Dan Armbrust <daniel.armbrust.list@gmail.com> writes:
> Almost all of the slow query log messages are logged within about 3
> seconds of the checkpoint starting message.
> LOG: checkpoint complete: wrote 9975 buffers (77.9%); 0 transaction
> log file(s) added, 0 removed, 15 recycled; write=156.576 s, sync=0.065
> s, total=156.662 s
Huh. And there's just about no daylight between the total checkpoint
time and the write+sync time (barely more than 20msec in both examples).
So that seems to wipe out the thought I had that maybe we'd
underestimated the work involved in one of the other steps of
checkpoint.
As Greg commented upthread, we seem to be getting forced to the
conclusion that the initial buffer scan in BufferSync() is somehow
causing this.
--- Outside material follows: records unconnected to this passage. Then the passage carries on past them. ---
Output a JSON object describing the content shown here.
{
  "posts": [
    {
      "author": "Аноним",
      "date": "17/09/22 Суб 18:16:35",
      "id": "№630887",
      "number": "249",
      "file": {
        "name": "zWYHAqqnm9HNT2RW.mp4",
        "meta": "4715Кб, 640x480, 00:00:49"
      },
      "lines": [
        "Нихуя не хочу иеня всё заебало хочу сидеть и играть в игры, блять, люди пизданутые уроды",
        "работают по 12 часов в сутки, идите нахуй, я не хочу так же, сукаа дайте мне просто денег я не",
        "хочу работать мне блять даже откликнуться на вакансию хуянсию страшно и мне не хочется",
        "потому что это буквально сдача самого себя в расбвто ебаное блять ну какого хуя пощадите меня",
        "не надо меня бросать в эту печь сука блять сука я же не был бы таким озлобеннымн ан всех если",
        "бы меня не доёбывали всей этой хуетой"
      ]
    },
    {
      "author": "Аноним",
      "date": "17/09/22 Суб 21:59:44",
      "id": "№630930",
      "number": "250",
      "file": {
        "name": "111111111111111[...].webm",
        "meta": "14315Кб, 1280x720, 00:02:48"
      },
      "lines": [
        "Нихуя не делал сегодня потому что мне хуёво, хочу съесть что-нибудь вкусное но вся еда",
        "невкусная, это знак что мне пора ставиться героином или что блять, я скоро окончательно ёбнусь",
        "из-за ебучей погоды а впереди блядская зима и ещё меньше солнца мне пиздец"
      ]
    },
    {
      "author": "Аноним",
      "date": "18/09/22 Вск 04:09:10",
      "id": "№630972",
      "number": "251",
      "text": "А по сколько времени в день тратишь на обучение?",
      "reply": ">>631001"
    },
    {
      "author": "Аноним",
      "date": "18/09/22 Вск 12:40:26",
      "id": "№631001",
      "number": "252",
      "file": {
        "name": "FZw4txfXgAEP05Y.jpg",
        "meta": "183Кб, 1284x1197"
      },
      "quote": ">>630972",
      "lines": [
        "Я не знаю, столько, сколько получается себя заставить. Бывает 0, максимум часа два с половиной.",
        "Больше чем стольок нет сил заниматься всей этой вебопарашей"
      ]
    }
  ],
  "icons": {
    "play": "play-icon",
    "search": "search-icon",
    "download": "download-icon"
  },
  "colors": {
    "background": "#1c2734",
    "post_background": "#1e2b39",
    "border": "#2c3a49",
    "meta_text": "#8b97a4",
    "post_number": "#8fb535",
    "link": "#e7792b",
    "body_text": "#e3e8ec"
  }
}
There are a couple of things it'd be useful to try
here:
* see how the size of the hiccup varies with shared_buffers;
* try inserting a delay into that scan loop, as per attached
quick-and-dirty patch. (Numbers pulled from the air, but
we can worry about tuning after we see if this is really
where the problem is.)
regards, tom lane
*** src/backend/storage/buffer/bufmgr.c~ Tue Jan 1 14:45:51 2008
--- src/backend/storage/buffer/bufmgr.c Wed Jul 8 18:12:49 2009
***************
*** 1037,1042 ****
--- 1037,1045 ----
}
UnlockBufHdr(bufHdr);
+
+ if ((buf_id % 256) == 0)
+ pg_usleep(1000L);
}
if (num_to_write == 0)